So here it is then, the only team in town worth talking about. People looking at them to fail, senior management worried about a lack of return on their investment and just what is up with the Big Unit? Yep, those Yankees sure are proving puzzling. Meanwhile, what of Coldplay’s third release as they leave the early innings of their career?
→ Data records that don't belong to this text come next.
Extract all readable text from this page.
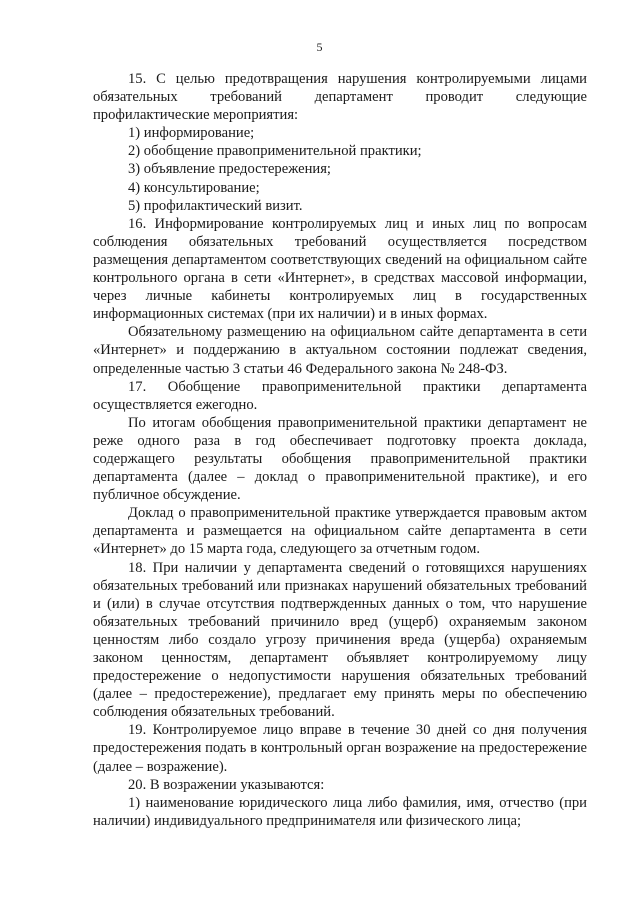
5

15. С целью предотвращения нарушения контролируемыми лицами обязательных требований департамент проводит следующие профилактические мероприятия:

1) информирование;

2) обобщение правоприменительной практики;

3) объявление предостережения;

4) консультирование;

5) профилактический визит.

16. Информирование контролируемых лиц и иных лиц по вопросам соблюдения обязательных требований осуществляется посредством размещения департаментом соответствующих сведений на официальном сайте контрольного органа в сети «Интернет», в средствах массовой информации, через личные кабинеты контролируемых лиц в государственных информационных системах (при их наличии) и в иных формах.

Обязательному размещению на официальном сайте департамента в сети «Интернет» и поддержанию в актуальном состоянии подлежат сведения, определенные частью 3 статьи 46 Федерального закона № 248-ФЗ.

17. Обобщение правоприменительной практики департамента осуществляется ежегодно.

По итогам обобщения правоприменительной практики департамент не реже одного раза в год обеспечивает подготовку проекта доклада, содержащего результаты обобщения правоприменительной практики департамента (далее – доклад о правоприменительной практике), и его публичное обсуждение.

Доклад о правоприменительной практике утверждается правовым актом департамента и размещается на официальном сайте департамента в сети «Интернет» до 15 марта года, следующего за отчетным годом.

18. При наличии у департамента сведений о готовящихся нарушениях обязательных требований или признаках нарушений обязательных требований и (или) в случае отсутствия подтвержденных данных о том, что нарушение обязательных требований причинило вред (ущерб) охраняемым законом ценностям либо создало угрозу причинения вреда (ущерба) охраняемым законом ценностям, департамент объявляет контролируемому лицу предостережение о недопустимости нарушения обязательных требований (далее – предостережение), предлагает ему принять меры по обеспечению соблюдения обязательных требований.

19. Контролируемое лицо вправе в течение 30 дней со дня получения предостережения подать в контрольный орган возражение на предостережение (далее – возражение).

20. В возражении указываются:

1) наименование юридического лица либо фамилия, имя, отчество (при наличии) индивидуального предпринимателя или физического лица;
It might be a convenient comparison but EMI will be hoping to shift some seriously big units of X&Y, what with the delay in its release and the fall in share price. It’s enough to make your head spin or, at least in Chris Martin’s case, to label the label’s (!) shareholders “the greatest evil of the modern world.” We’ve been here before, of course, when Oasis made a claim for world domination with their third album Be Here Now. Instead, the record was inspired by cocaine, sounded overproduced and only now are Manchester’s finest finding their feet once again. Three was not the magic number – talk about pressure.
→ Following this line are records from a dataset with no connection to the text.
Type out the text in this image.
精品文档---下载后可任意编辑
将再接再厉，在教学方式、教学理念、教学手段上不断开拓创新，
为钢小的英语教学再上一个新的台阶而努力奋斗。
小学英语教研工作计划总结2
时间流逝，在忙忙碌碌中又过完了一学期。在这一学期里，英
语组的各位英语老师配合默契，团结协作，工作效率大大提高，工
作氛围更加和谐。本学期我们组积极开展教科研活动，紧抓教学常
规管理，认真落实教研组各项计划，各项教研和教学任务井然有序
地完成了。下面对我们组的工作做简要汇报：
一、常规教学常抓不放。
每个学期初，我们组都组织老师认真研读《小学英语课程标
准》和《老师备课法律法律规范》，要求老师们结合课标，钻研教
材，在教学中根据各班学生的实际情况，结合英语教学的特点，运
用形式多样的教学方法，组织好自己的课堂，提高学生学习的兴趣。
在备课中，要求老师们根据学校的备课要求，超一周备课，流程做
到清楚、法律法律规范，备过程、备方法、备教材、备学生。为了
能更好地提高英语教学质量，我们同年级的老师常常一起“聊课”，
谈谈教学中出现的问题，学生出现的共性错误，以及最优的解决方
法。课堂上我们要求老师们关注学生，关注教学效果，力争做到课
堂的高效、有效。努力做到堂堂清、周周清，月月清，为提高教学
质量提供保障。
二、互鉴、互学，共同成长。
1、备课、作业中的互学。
And pressure is a constant consideration in Martin’s mind. Am I good enough? Are we worthy enough to ask the public to listen to us? This will be our best album ever. This will be our last album ever. You know the drill. And the drill with X&Y is the sound of a band becoming increasingly comfortable with themselves and the world in which they live. This time around, love and paranoia pour out of the record, with Martin effectively singing directly to Gwyneth Paltrow on “What If” (‘What if you don’t want me there by your side/What if you don’t want me there in the light’) and “Fix You” (‘Tears stream down your face/I promise you I will learn from my mistakes. and I will fix you’). The rest of us are virtual voyeurs, simply grateful to be part of the process. If anything, there’s an old fashioned sensibility to X&Y in that you could quite easily permeate 7 or 8 singles from it. “Speed Of Sound” has been and gone – though it is to “Clocks” as album opener “Square One” is to “Politik” from the last record – yet finding filler is a tough task.
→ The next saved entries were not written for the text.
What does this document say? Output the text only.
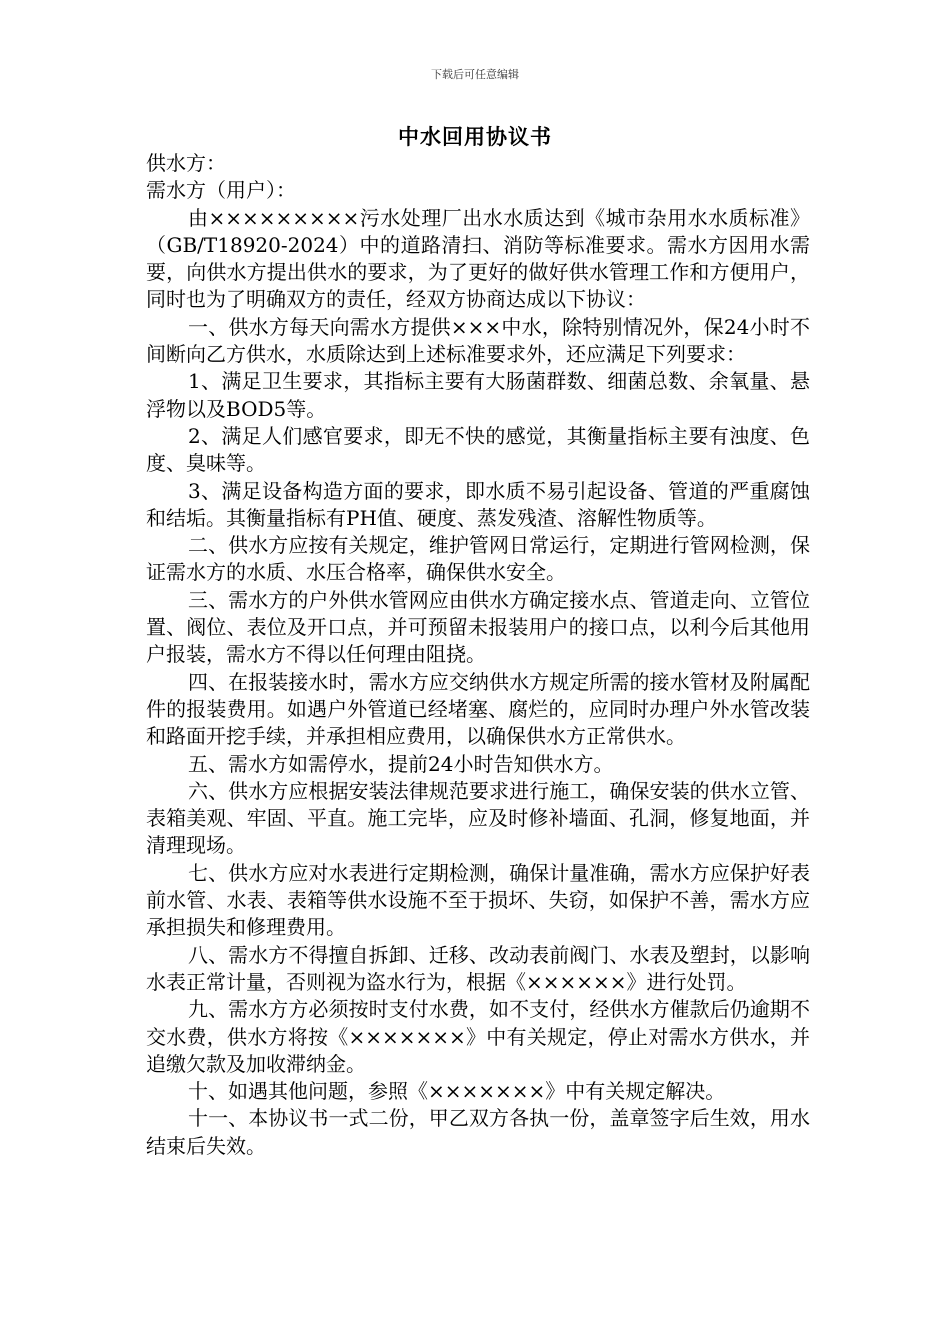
下载后可任意编辑
中水回用协议书

供水方：

需水方（用户）：

由×××××××××污水处理厂出水水质达到《城市杂用水水质标准》（GB/T18920-2024）中的道路清扫、消防等标准要求。需水方因用水需要，向供水方提出供水的要求，为了更好的做好供水管理工作和方便用户，同时也为了明确双方的责任，经双方协商达成以下协议：

一、供水方每天向需水方提供×××中水，除特别情况外，保24小时不间断向乙方供水，水质除达到上述标准要求外，还应满足下列要求：

1、满足卫生要求，其指标主要有大肠菌群数、细菌总数、余氧量、悬浮物以及BOD5等。

2、满足人们感官要求，即无不快的感觉，其衡量指标主要有浊度、色度、臭味等。

3、满足设备构造方面的要求，即水质不易引起设备、管道的严重腐蚀和结垢。其衡量指标有PH值、硬度、蒸发残渣、溶解性物质等。

二、供水方应按有关规定，维护管网日常运行，定期进行管网检测，保证需水方的水质、水压合格率，确保供水安全。

三、需水方的户外供水管网应由供水方确定接水点、管道走向、立管位置、阀位、表位及开口点，并可预留未报装用户的接口点，以利今后其他用户报装，需水方不得以任何理由阻挠。

四、在报装接水时，需水方应交纳供水方规定所需的接水管材及附属配件的报装费用。如遇户外管道已经堵塞、腐烂的，应同时办理户外水管改装和路面开挖手续，并承担相应费用，以确保供水方正常供水。

五、需水方如需停水，提前24小时告知供水方。

六、供水方应根据安装法律规范要求进行施工，确保安装的供水立管、表箱美观、牢固、平直。施工完毕，应及时修补墙面、孔洞，修复地面，并清理现场。

七、供水方应对水表进行定期检测，确保计量准确，需水方应保护好表前水管、水表、表箱等供水设施不至于损坏、失窃，如保护不善，需水方应承担损失和修理费用。

八、需水方不得擅自拆卸、迁移、改动表前阀门、水表及塑封，以影响水表正常计量，否则视为盗水行为，根据《××××××》进行处罚。

九、需水方方必须按时支付水费，如不支付，经供水方催款后仍逾期不交水费，供水方将按《×××××××》中有关规定，停止对需水方供水，并追缴欠款及加收滞纳金。

十、如遇其他问题，参照《×××××××》中有关规定解决。

十一、本协议书一式二份，甲乙双方各执一份，盖章签字后生效，用水结束后失效。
X&Y is by no means perfect. The specter of U2 looms large throughout and Martin’s turn of phrase isn’t quite what it once was. The thrill of hearing ‘shoot an apple off my head’ has been replaced by rhyming ‘balloon’ with ‘spoon’ and ‘human race’ with ‘outer space’. But these are minor quibbles for when X&Y clicks, it veritably soars and you’ll do well to see out 2005 by hearing better songs than “White Shadows,” “Swallowed In The Sea” and hidden track “Til Kingdom Come” (originally written for Johnny Cash). Whilst X&Y may be no Grand Slam, the bases most certainly are loaded. Chris Martin, it’s down to you to hit it out of the park.